Haveria o bom costume e o mau costume?
Primeiramente, vejamos o que seja o costume. FERRARA,
citado por HERMES LIMA, assim o conceitua: "é um ordenamento de fatos que
as necessidades e as condições sociais desenvolvem e que, tornando-se geral e
duradouro, acaba impondo-se psicologicamente aos indivíduos."(5)
- Julga! Garante ou restabelece a paz social! - eis o
que ordena o povo ao juiz. E completa: - Usa apenas o Direito! Vale dizer:
Faça-se Justiça!
Nada obstante seja a lei a principal fonte do Direito,
este emerge, também, do costume do povo, das lições dos doutores(doutrina), da
analogia, da jurisprudência e dos princípios gerais. Justiça é um sentimento. O
povo sente-se, racional e espiritualmente, realizado e feliz diante de
determinadas situações fáticas. Frisamos: ‘racionalmente’! Sim, porque o povo
pode em determinadas situações passageiras perder o controle do raciocínio. E
aí não há falar-se em Justiça, posto que esta sublime virtude mora no mundo da
inteligência e da razão.
O Direito, então, há que levar em consideração este
importante componente: o costume do povo, que são práticas usuais tornadas
regras no meio social.
O nosso ordenamento jurídico consagra o acolhimento de
tais regras não-escritas quando, diante do caso concreto, a lei não for
satisfatória, de modo a proporcionar um julgamento justo, aquele que vá ao
encontro do bem-estar social, da paz, da harmonia. A propósito, diz o art. 4º,
da Lei de Introdução ao Código Civil: "Quando a lei for omissa, o juiz
decidirá o caso de acordo com a analogia, os costumes e os princípios gerais de
direito." Mas, se o Direito amplia-se, evolui, alcança progressos - e
disto não se duvida -, é porque, necessariamente, ocorrem inovações em suas
fontes.

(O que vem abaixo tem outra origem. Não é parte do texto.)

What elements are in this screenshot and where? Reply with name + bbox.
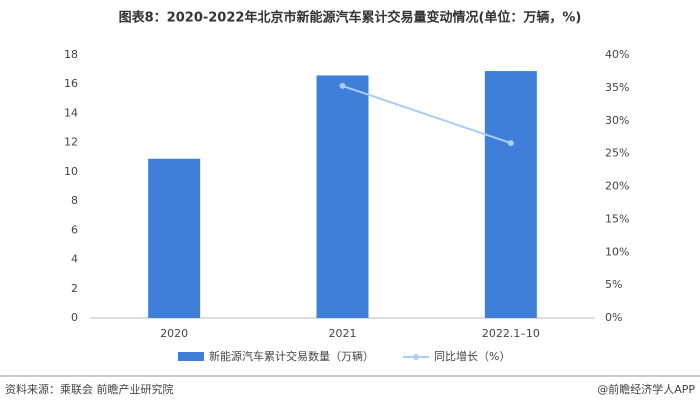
x-tick-label: 2022.1–10 (482, 327, 540, 340)
y-tick-label: 8 (71, 194, 78, 207)
bar (316, 75, 369, 318)
y2-tick-label: 30% (605, 114, 629, 127)
y2-tick-label: 5% (605, 278, 622, 291)
legend-label: 同比增长（%） (434, 349, 510, 363)
source: 资料来源：乘联会 前瞻产业研究院 (5, 382, 174, 396)
legend-swatch (178, 352, 204, 361)
legend-label: 新能源汽车累计交易数量（万辆） (209, 349, 374, 363)
credit: @前瞻经济学人APP (597, 382, 695, 396)
y2-tick-label: 0% (605, 311, 622, 324)
y-tick-label: 2 (71, 282, 78, 295)
y-tick-label: 4 (71, 253, 78, 266)
bar (148, 158, 201, 318)
line-point (339, 82, 346, 89)
line-point (507, 140, 514, 147)
bar (484, 71, 537, 318)
y2-tick-label: 25% (605, 147, 629, 160)
y-tick-label: 0 (71, 311, 78, 324)
y-tick-label: 18 (64, 48, 78, 61)
legend-swatch (413, 354, 419, 360)
y2-tick-label: 20% (605, 180, 629, 193)
y2-tick-label: 10% (605, 245, 629, 258)
y-tick-label: 12 (64, 136, 78, 149)
y2-tick-label: 15% (605, 212, 629, 225)
x-tick-label: 2021 (329, 327, 357, 340)
y-tick-label: 14 (64, 106, 78, 119)
y-tick-label: 10 (64, 165, 78, 178)
y-tick-label: 16 (64, 77, 78, 90)
line (342, 84, 512, 145)
y2-tick-label: 40% (605, 48, 629, 61)
y-tick-label: 6 (71, 223, 78, 236)
y2-tick-label: 35% (605, 81, 629, 94)
chart-title: 图表8：2020-2022年北京市新能源汽车累计交易量变动情况(单位：万辆，%) (119, 10, 582, 26)
x-tick-label: 2020 (160, 327, 188, 340)
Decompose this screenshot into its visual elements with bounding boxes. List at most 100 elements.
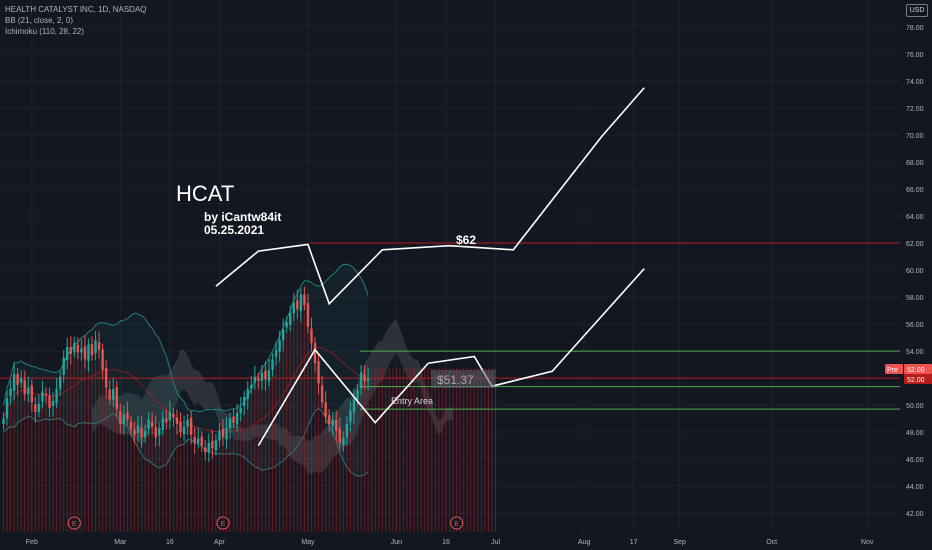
candle-body — [94, 340, 97, 354]
candle-body — [69, 347, 72, 354]
candle-body — [150, 421, 154, 427]
candle-body — [356, 390, 359, 400]
candle-body — [267, 369, 271, 382]
candle-body — [165, 418, 168, 423]
candlesticks — [2, 286, 370, 462]
candle-body — [363, 374, 366, 381]
candle-body — [221, 428, 225, 438]
candle-body — [186, 419, 189, 427]
x-tick-label: 17 — [630, 539, 638, 546]
price-tags: Pre 52.00 52.00 — [885, 364, 932, 384]
last-price-label: 52.00 — [907, 377, 925, 384]
candle-body — [296, 300, 299, 310]
candle-body — [27, 387, 30, 395]
candle-body — [20, 378, 23, 383]
x-tick-label: Mar — [114, 539, 127, 546]
candle-body — [87, 344, 90, 362]
x-tick-label: Sep — [673, 539, 686, 546]
candle-body — [342, 437, 345, 445]
candle-body — [62, 357, 65, 375]
candle-body — [366, 378, 370, 381]
candle-body — [264, 370, 267, 380]
candle-body — [324, 402, 327, 418]
earnings-marker — [216, 516, 230, 530]
candle-body — [225, 428, 228, 440]
candle-body — [211, 440, 214, 449]
earnings-marker — [67, 516, 81, 530]
y-tick-label: 50.00 — [906, 403, 924, 410]
earnings-marker-label: E — [221, 521, 226, 528]
candle-body — [112, 388, 115, 400]
candle-body — [327, 415, 331, 424]
candle-body — [51, 401, 55, 406]
candle-body — [161, 418, 164, 431]
candle-body — [281, 329, 285, 341]
candle-body — [175, 417, 179, 424]
y-tick-label: 74.00 — [906, 79, 924, 86]
candle-body — [182, 426, 186, 435]
candle-body — [228, 418, 232, 429]
candle-body — [58, 376, 62, 389]
candle-body — [34, 404, 37, 412]
candle-body — [320, 385, 324, 403]
candle-body — [289, 313, 292, 325]
y-tick-label: 76.00 — [906, 52, 924, 59]
indicator-ichimoku[interactable]: Ichimoku (110, 28, 22) — [5, 27, 85, 36]
x-tick-label: Aug — [578, 539, 591, 546]
candle-body — [232, 416, 235, 423]
candle-body — [147, 419, 150, 429]
y-tick-label: 68.00 — [906, 160, 924, 167]
candle-body — [136, 425, 140, 433]
candle-body — [218, 430, 221, 441]
y-tick-label: 46.00 — [906, 457, 924, 464]
candle-body — [214, 440, 218, 451]
currency-badge[interactable]: USD — [906, 4, 928, 17]
x-tick-label: Nov — [861, 539, 874, 546]
candle-body — [44, 393, 48, 396]
x-tick-label: Feb — [26, 539, 38, 546]
candle-body — [143, 430, 147, 438]
annotations: HCAT by iCantw84it 05.25.2021 $62 $51.37… — [176, 181, 495, 406]
candle-body — [66, 347, 69, 360]
candle-body — [55, 388, 58, 404]
y-tick-label: 44.00 — [906, 484, 924, 491]
y-tick-label: 58.00 — [906, 295, 924, 302]
x-tick-label: Oct — [766, 539, 777, 546]
candle-body — [189, 417, 193, 435]
candle-body — [108, 389, 111, 400]
candle-body — [126, 412, 129, 420]
candle-body — [104, 367, 108, 388]
pre-price-label: 52.00 — [907, 367, 925, 374]
candle-body — [76, 344, 80, 353]
bb-basis — [3, 346, 369, 433]
candle-body — [257, 378, 260, 381]
candle-body — [285, 322, 288, 328]
candle-body — [352, 399, 356, 413]
candle-body — [317, 361, 320, 384]
entry-price-label: $51.37 — [437, 373, 474, 387]
projection-lower — [257, 268, 645, 447]
candle-body — [83, 346, 87, 360]
candle-body — [207, 442, 211, 453]
candle-body — [345, 423, 349, 438]
candle-body — [243, 396, 246, 406]
symbol-line[interactable]: HEALTH CATALYST INC, 1D, NASDAQ — [5, 5, 147, 14]
candle-body — [338, 428, 341, 443]
candle-body — [179, 421, 182, 433]
time-axis[interactable]: Feb Mar 16 Apr May Jun 16 Jul Aug 17 Sep Oct Nov — [26, 539, 874, 546]
candle-body — [299, 294, 303, 312]
y-tick-label: 60.00 — [906, 268, 924, 275]
price-axis[interactable]: 42.00 44.00 46.00 48.00 50.00 52.00 54.00 56.00… — [906, 25, 924, 518]
y-tick-label: 42.00 — [906, 511, 924, 518]
candle-body — [9, 388, 12, 397]
indicator-bb[interactable]: BB (21, close, 2, 0) — [5, 16, 74, 25]
candle-body — [73, 342, 76, 352]
entry-area-label: Entry Area — [391, 396, 433, 406]
earnings-marker — [450, 516, 464, 530]
candle-body — [278, 340, 281, 352]
target-label: $62 — [456, 233, 476, 247]
volume-bars — [3, 302, 497, 532]
x-tick-label: Jul — [491, 539, 500, 546]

A vontade do povo, corporificada em leis escritas ou em regras de
convivência pacífica não-escritas, segundo o fluir dos tempos, pode mudar. Tudo
o que há sob o sol se transforma - eis uma verdade inconteste! Logo, é forçoso
reconhecer que o costume, sendo a exteriorização mais atual da ordem do povo, é
a fonte do Direito que melhor espelha essa evolução ou mudança. Não é sem razão
de ser, pois, que o julgador, diante de intrincadas questões, socorre-se do
costume do povo, que é Direito vivo, para julgar com Justiça. A lei, que é
regra escrita, parada no tempo, pode não mais se adequar à realidade atual,
revelando-se impotente como instrumento de pacificação social. No Brasil, que é
nação nova, que luta contra a corrida do tempo em busca de progressos, essas
regras de convivência que objetivam o Bem Comum se renovam, se ampliam de
maneira inusitada. Por isso é que o nosso ordenamento jurídico recomenda o
julgamento justo, em qualquer circunstância, ainda que tenha o julgador de
valer-se do Direito não-escrito; vale dizer: do costume do povo.

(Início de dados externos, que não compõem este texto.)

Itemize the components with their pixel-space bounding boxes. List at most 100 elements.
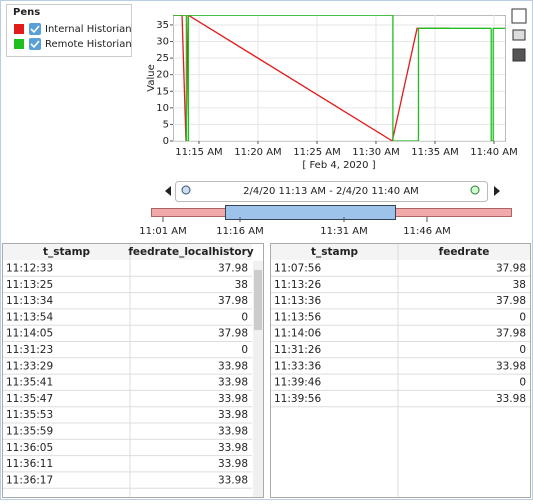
cell: 11:14:05 xyxy=(6,328,53,340)
legend-label: Remote Historian xyxy=(45,39,132,50)
save-icon[interactable] xyxy=(512,48,526,62)
legend-checkbox[interactable] xyxy=(29,38,41,50)
cell: 33.98 xyxy=(218,409,248,421)
cell: 11:35:47 xyxy=(6,393,53,405)
cell: 0 xyxy=(241,344,248,356)
cell: 11:07:56 xyxy=(274,263,321,275)
next-arrow[interactable] xyxy=(494,186,500,196)
x-tick-label: 11:30 AM xyxy=(352,147,399,158)
legend-checkbox[interactable] xyxy=(29,23,41,35)
column-header: t_stamp xyxy=(43,246,91,258)
x-tick-label: 11:35 AM xyxy=(411,147,458,158)
scrollbar[interactable] xyxy=(253,261,263,497)
range-tick-label: 11:46 AM xyxy=(403,226,450,237)
cell: 11:36:17 xyxy=(6,474,53,486)
cell: 0 xyxy=(519,344,526,356)
y-axis-label: Value xyxy=(146,64,157,91)
cell: 11:14:06 xyxy=(274,328,321,340)
cell: 37.98 xyxy=(496,295,526,307)
y-tick-label: 0 xyxy=(163,136,169,147)
range-tick-label: 11:01 AM xyxy=(139,226,186,237)
zoom-out[interactable] xyxy=(181,185,191,195)
zoom-in[interactable] xyxy=(470,185,480,195)
cell: 11:13:56 xyxy=(274,311,321,323)
table: t_stamp feedrate_localhistory 11:12:33 37.9… xyxy=(3,244,254,497)
y-tick-label: 20 xyxy=(156,70,169,81)
cell: 11:35:41 xyxy=(6,377,53,389)
zoom-icon[interactable] xyxy=(511,8,527,24)
checkmark xyxy=(30,40,40,49)
y-tick-label: 5 xyxy=(163,119,169,130)
cell: 11:13:25 xyxy=(6,279,53,291)
cell: 11:39:46 xyxy=(274,377,321,389)
pens-title: Pens xyxy=(13,7,40,18)
cell: 37.98 xyxy=(218,328,248,340)
scroll-thumb[interactable] xyxy=(254,270,262,330)
cell: 33.98 xyxy=(218,458,248,470)
legend-swatch xyxy=(14,24,24,34)
column-header: t_stamp xyxy=(311,246,359,258)
cell: 11:33:29 xyxy=(6,360,53,372)
cell: 11:35:53 xyxy=(6,409,53,421)
cell: 11:12:33 xyxy=(6,263,53,275)
range-tick-label: 11:16 AM xyxy=(216,226,263,237)
plot xyxy=(173,15,505,141)
cell: 33.98 xyxy=(218,377,248,389)
toolbar xyxy=(511,8,527,62)
y-tick-label: 25 xyxy=(156,53,169,64)
legend-label: Internal Historian xyxy=(45,24,132,35)
plot-area xyxy=(173,15,506,142)
cell: 37.98 xyxy=(218,295,248,307)
prev-arrow[interactable] xyxy=(165,186,171,196)
table-right xyxy=(270,243,531,498)
x-axis-label: [ Feb 4, 2020 ] xyxy=(302,160,375,171)
column-header: feedrate xyxy=(439,246,490,258)
cell: 11:35:59 xyxy=(6,426,53,438)
cell: 33.98 xyxy=(496,393,526,405)
cell: 11:13:26 xyxy=(274,279,321,291)
range-nav: 2/4/20 11:13 AM - 2/4/20 11:40 AM xyxy=(151,181,512,220)
checkmark xyxy=(30,25,40,34)
cell: 11:31:23 xyxy=(6,344,53,356)
y-tick-label: 15 xyxy=(156,86,169,97)
cell: 11:36:05 xyxy=(6,442,53,454)
print-icon[interactable] xyxy=(512,29,526,41)
y-tick-label: 30 xyxy=(156,37,169,48)
cell: 0 xyxy=(519,311,526,323)
cell: 11:13:54 xyxy=(6,311,53,323)
cell: 33.98 xyxy=(218,426,248,438)
table-header xyxy=(271,244,530,260)
cell: 11:33:36 xyxy=(274,360,321,372)
range-label: 2/4/20 11:13 AM - 2/4/20 11:40 AM xyxy=(243,186,419,197)
legend-swatch xyxy=(14,39,24,49)
cell: 11:13:36 xyxy=(274,295,321,307)
y-tick-label: 10 xyxy=(156,103,169,114)
cell: 33.98 xyxy=(218,360,248,372)
cell: 37.98 xyxy=(496,263,526,275)
x-tick-label: 11:25 AM xyxy=(293,147,340,158)
cell: 11:36:11 xyxy=(6,458,53,470)
cell: 33.98 xyxy=(218,442,248,454)
cell: 38 xyxy=(513,279,526,291)
cell: 33.98 xyxy=(218,474,248,486)
cell: 38 xyxy=(235,279,248,291)
column-header: feedrate_localhistory xyxy=(128,246,253,258)
table-header xyxy=(3,244,252,260)
cell: 33.98 xyxy=(496,360,526,372)
x-tick-label: 11:40 AM xyxy=(470,147,517,158)
table: t_stamp feedrate 11:07:56 37.98 11:13:26 38 11… xyxy=(271,244,530,497)
cell: 11:39:56 xyxy=(274,393,321,405)
cell: 33.98 xyxy=(218,393,248,405)
cell: 0 xyxy=(519,377,526,389)
cell: 37.98 xyxy=(218,263,248,275)
range-window[interactable] xyxy=(225,205,396,220)
pens-box xyxy=(6,4,132,57)
x-tick-label: 11:20 AM xyxy=(234,147,281,158)
cell: 37.98 xyxy=(496,328,526,340)
y-tick-label: 35 xyxy=(156,20,169,31)
cell: 11:13:34 xyxy=(6,295,53,307)
cell: 11:31:26 xyxy=(274,344,321,356)
cell: 0 xyxy=(241,311,248,323)
range-tick-label: 11:31 AM xyxy=(320,226,367,237)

Mas o julgador, como o legislador, não é qualquer um: é
indivíduo pinçado do meio do povo - é bem verdade -, mas com atributos morais,
éticos e científicos satisfatórios para desincumbir-se do seu mister - o de
operar o Direito e realizar a Justiça - com a mais absoluta desenvoltura. Assim
não procedendo, não será julgador autêntico, verdadeiro. O Direito lhe fugirá
das mãos e a Justiça passará de largo.
IV - Conclusão
Convém refletir: Não sendo boa a lei?... Não sendo
saudável o costume?... Bem, leis corroídas pelo tempo ou leis novas elaboradas
à revelia da vontade geral do povo não são leis boas; não representam o bom
Direito e, portanto, não bastam, por si sós, para a realização da Justiça. O
sentimento de Justiça, posicionado no tempo, há que ser proporcionado por
regras escritas que exteriorizem a vontade geral do povo naquela exata quadra
de tempo. A justiça de antanho nem sempre será a justiça de hoje. Assim, é que
leis há, no Brasil, corroídas pelo tempo e que não mais se prestam ao papel de
representar o Direito. Este, sim, que é sempre contemporâneo, atual! Pois
nasce, se conserva e se renova nos atos humanos, nas relações socias, que por
sua vez se transformam, se ampliam, multiplicam-se.
Por outro lado, o velho costume, esquecido,
desprezado... bem como as práticas e usos irracionais, beligerantes ou de mau
gosto... isto não pode representar o Direito, que é instrumento da Justiça.
Frisamos linhas atrás que o povo, envolto em determinadas circunstâncias e no
curso de determinada fração de tempo, pode não saber o que faz. Logo, o
sentimento coletivo, assim comprometido pela irracionalidade e mesmo pela
desinteligência, pode não ser capaz de divisar a Justiça, esta, a virtude sublime
garantidora da harmonia sobre a Terra.
Costume, como expressão do Direito, a ser considerado
pelo julgador no ato de solucionar o conflito, é aquele que se expresse em
sadia mensagem para o futuro e que represente, na atualidade, a ordem racional
do povo.
Se existe o Povo, existe o Direito!... Que está nas
regras escritas ou nas regras não-escritas. O julgador, indivíduo a quem o povo
confia a melindrosa tarefa de solucionar o conflito e restabelecer ou garantir
a harmonia entre os homens, deve, antes de tudo, ter a capacidade de buscar na
fonte o Direito. Bem, aplicá-lo ao caso concreto... é julgar com Justiça.
Notas
1. in DE PLÁCIDO E SILVA. Vocabulário Jurídico, ed.
univ.,3ª edição, vol. III-IV,Forense, p. 62.
2. Idem. Ibidem.
3. MIRANDA ROSA. Apud João Baptista Herkennhoff.
Direeito e Utopia. Editora Acadêmica, 1993, p. 20.
4. RASCOE POUND. Apud SÉFORA SCHUBERT GELBECKE e outra.
Frases Jurídicas. Juruá, 1999, p. 37.
5. Introdução à Ciência
do Direito. Freitas Bastos, 25ª edição, p. 47.